Not good. Not safe. Not survivable. But… interesting? In a horrifying, existential way?

He shook his head. Jesus, I need sleep. I'm getting weird.

He bookmarked the thread—because of course he did—and kept scrolling until his vision blurred and the words stopped making sense. Eventually, he glanced at the clock.

2:47 AM.

"Fuck," he mumbled, closing his laptop. "Tomorrow's gonna suck."

He stumbled to his bed, didn't bother changing out of his T-shirt and sweatpants, and collapsed face-first onto the mattress. His glasses clattered onto the nightstand. The darkness crept in.

His thoughts scattered—work, bills, servo-skulls, the Emperor, heresy—

Weird how the brain works when you're falling asleep, he thought.

Then everything went black.

The sensation hit him like a freight train.

Falling.

Not the gentle drift of a dream, but the gut-wrenching plummet of sudden, violent motion. His stomach lurched. His heart slammed against his ribs. His eyes snapped open—

—to green.

Not the green of grass or leaves. A sickly, chemical glow, faintly luminescent in the dark.

Liquid.

I'm in liquid.

Panic detonated in his chest. He tried to breathe and immediately choked as warm, viscous fluid flooded his mouth and nose. Something was forcing air into his lungs. Tubes. He could feel them now—down his throat, in his nose, inside him, invasive and wrong.

What the fuck—

He thrashed, or tried to. His limbs were weak, uncoordinated. Pain flared with every movement, deep and all-encompassing, like his muscles were tearing themselves apart from the inside.

His fist slammed against something hard.

Glass.

A tube. He was trapped in a glass tube.

His hand—small.

Too small.

The realization barely registered before a shadow loomed beyond the glass. A tall, robed figure approached, moving with precise, mechanical certainty. Its silhouette was wrong—too many angles, too many cables. Metal and flesh fused into something obscene.

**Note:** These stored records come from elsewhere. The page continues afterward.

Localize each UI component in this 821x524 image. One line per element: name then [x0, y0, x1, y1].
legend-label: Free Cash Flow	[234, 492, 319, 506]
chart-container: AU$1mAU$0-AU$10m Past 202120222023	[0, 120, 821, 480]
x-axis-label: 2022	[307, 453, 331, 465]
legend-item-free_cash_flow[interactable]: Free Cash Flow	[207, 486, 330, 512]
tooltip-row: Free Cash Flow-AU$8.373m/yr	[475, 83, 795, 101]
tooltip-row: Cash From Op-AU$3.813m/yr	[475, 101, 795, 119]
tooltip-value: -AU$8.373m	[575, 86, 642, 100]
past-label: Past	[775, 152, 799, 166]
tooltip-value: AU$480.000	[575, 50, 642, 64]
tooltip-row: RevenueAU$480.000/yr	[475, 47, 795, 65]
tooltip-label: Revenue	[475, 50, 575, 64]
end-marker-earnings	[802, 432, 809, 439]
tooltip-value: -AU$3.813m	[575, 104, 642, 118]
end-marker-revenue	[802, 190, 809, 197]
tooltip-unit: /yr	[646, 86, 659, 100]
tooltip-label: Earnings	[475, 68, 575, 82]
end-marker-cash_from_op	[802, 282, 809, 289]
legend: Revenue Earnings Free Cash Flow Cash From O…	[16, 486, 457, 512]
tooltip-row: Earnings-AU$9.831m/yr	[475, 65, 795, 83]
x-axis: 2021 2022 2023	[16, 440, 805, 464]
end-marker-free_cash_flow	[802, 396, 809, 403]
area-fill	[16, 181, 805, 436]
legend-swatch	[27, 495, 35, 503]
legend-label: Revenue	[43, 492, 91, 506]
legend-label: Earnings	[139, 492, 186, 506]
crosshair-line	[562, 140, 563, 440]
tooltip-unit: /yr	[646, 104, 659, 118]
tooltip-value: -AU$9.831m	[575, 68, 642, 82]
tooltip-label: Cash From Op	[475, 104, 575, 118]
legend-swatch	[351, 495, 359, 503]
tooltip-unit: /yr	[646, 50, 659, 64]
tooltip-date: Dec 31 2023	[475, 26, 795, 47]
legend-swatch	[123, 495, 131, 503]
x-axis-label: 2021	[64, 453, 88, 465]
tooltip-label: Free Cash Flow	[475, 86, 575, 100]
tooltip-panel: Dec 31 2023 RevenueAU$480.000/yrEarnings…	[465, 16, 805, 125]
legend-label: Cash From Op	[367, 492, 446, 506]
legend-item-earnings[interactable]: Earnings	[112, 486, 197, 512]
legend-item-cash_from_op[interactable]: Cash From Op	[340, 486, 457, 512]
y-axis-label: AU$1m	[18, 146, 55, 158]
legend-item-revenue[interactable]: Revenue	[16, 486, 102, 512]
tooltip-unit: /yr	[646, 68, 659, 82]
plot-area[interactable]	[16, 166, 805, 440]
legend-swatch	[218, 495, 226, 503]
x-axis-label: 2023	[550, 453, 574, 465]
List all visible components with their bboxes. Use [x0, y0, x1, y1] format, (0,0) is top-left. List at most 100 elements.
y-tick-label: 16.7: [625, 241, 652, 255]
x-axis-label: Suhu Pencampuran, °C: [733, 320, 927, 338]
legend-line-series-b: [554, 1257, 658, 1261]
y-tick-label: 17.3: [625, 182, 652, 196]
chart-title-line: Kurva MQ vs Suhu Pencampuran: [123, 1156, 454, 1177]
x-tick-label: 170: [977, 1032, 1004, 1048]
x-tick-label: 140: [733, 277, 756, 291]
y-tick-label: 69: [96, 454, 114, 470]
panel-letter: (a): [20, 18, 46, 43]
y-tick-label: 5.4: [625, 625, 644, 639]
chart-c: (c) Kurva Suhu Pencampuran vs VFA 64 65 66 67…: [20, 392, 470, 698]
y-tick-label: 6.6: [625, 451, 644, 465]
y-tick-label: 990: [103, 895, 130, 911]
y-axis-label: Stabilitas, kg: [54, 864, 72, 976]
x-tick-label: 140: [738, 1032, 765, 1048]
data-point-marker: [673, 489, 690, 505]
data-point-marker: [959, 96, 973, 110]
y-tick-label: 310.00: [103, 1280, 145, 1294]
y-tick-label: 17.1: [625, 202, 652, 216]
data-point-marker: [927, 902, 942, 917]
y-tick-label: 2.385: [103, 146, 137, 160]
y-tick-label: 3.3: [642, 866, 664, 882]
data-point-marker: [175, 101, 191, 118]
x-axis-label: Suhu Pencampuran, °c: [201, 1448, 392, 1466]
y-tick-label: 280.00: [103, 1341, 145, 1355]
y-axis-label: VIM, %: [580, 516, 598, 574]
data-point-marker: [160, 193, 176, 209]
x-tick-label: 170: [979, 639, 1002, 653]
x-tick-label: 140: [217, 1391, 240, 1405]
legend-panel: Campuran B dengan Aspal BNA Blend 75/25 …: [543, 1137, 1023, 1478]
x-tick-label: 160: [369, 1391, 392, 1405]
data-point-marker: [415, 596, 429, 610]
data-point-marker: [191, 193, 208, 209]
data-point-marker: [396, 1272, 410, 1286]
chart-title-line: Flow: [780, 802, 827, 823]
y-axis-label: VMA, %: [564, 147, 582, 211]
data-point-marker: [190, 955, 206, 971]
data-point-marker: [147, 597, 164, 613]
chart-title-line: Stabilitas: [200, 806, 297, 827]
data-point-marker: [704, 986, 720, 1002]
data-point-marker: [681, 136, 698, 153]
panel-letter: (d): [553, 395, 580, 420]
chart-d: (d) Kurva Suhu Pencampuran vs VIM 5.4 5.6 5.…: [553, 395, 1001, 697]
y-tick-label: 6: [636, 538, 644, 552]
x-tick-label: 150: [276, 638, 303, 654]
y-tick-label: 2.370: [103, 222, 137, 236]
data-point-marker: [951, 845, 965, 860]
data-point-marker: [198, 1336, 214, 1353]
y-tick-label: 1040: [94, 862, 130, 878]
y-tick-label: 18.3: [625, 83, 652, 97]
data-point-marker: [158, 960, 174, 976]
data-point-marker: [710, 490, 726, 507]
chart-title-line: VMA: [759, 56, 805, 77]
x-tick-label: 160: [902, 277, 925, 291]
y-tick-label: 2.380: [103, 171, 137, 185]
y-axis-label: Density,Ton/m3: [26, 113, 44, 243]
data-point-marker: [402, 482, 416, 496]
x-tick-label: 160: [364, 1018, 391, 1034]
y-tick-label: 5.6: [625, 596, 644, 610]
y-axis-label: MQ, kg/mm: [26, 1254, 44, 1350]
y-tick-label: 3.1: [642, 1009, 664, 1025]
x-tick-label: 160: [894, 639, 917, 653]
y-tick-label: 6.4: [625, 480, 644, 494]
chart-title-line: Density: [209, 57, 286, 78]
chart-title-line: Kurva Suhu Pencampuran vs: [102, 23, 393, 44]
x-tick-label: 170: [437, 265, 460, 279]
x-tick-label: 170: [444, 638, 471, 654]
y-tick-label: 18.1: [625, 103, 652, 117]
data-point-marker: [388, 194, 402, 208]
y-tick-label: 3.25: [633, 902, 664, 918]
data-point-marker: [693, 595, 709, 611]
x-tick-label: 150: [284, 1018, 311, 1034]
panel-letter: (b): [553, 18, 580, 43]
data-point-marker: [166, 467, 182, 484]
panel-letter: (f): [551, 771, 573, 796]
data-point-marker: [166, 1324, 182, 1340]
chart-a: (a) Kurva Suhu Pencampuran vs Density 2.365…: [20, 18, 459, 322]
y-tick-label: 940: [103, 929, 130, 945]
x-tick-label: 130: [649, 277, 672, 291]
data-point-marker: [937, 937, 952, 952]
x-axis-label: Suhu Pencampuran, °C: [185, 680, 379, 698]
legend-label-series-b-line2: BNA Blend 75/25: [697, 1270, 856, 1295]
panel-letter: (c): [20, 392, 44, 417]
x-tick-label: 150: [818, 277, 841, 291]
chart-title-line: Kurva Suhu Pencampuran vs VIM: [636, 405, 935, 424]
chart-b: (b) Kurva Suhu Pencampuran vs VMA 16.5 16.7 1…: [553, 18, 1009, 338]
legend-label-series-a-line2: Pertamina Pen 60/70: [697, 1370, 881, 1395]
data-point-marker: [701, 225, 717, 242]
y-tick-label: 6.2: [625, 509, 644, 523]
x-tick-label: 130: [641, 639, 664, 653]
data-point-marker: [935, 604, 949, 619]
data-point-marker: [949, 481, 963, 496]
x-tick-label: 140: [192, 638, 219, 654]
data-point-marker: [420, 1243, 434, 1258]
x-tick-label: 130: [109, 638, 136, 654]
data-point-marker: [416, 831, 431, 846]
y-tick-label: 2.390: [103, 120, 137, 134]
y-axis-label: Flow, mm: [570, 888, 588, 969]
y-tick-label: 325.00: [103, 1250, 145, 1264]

The liquid began to drain.

As it siphoned away with a wet gurgle, the pain intensified. Tubes shifted. His body convulsed.

She tried to scream.

Nothing came out.

The glass hissed open. Cold air slammed into wet skin. Figures surrounded her—shorter, stockier, moving in eerie unison. Servo-assisted hands seized her arms, gripping with inhuman strength.

Then they pulled the tubes out.

One by one.

The one in her throat came first, scraping upward like barbed wire. She gagged, tasted blood. Then her nose. Then others she hadn't even known were there—each removal a fresh spike of agony that made her vision white out.

She collapsed forward, barely held upright.

Her body was shaking.

Wrong.

She looked down.

Naked. Small. Childlike.

Female.

No.

Her hands—too delicate, too thin—confirmed it. Maverick Langley's body was gone. In its place was a girl, maybe ten or eleven years old, pale and trembling and utterly not him.

Her.

The word echoed in her mind, cold and final.

She looked up.

Servitors.

Lobotomized humans, hollow-eyed, flesh fused to machine. And behind them, the tall robed figure—red robes, augmetics, mechadendrites coiling like metal serpents.

A tech priest?

The thought surfaced from half-remembered memes and late-night wiki dives.

Oh God-Emperor.

The realization crashed down on her with crushing weight.

The thread. The rankings. Number two.

Warhammer 40,000.

In the grim darkness of the far future.

In a child's body.

The servitors began to drag her away. Her bare feet scraped against cold metal. The air smelled of oil and sterilization. Machinery loomed in the red-lit gloom.

Somewhere, deep beneath the fear and pain, a single thought crystallized.

I'm going to die here.

In this world. In this body.

I'm going to die in Warhammer 40,000.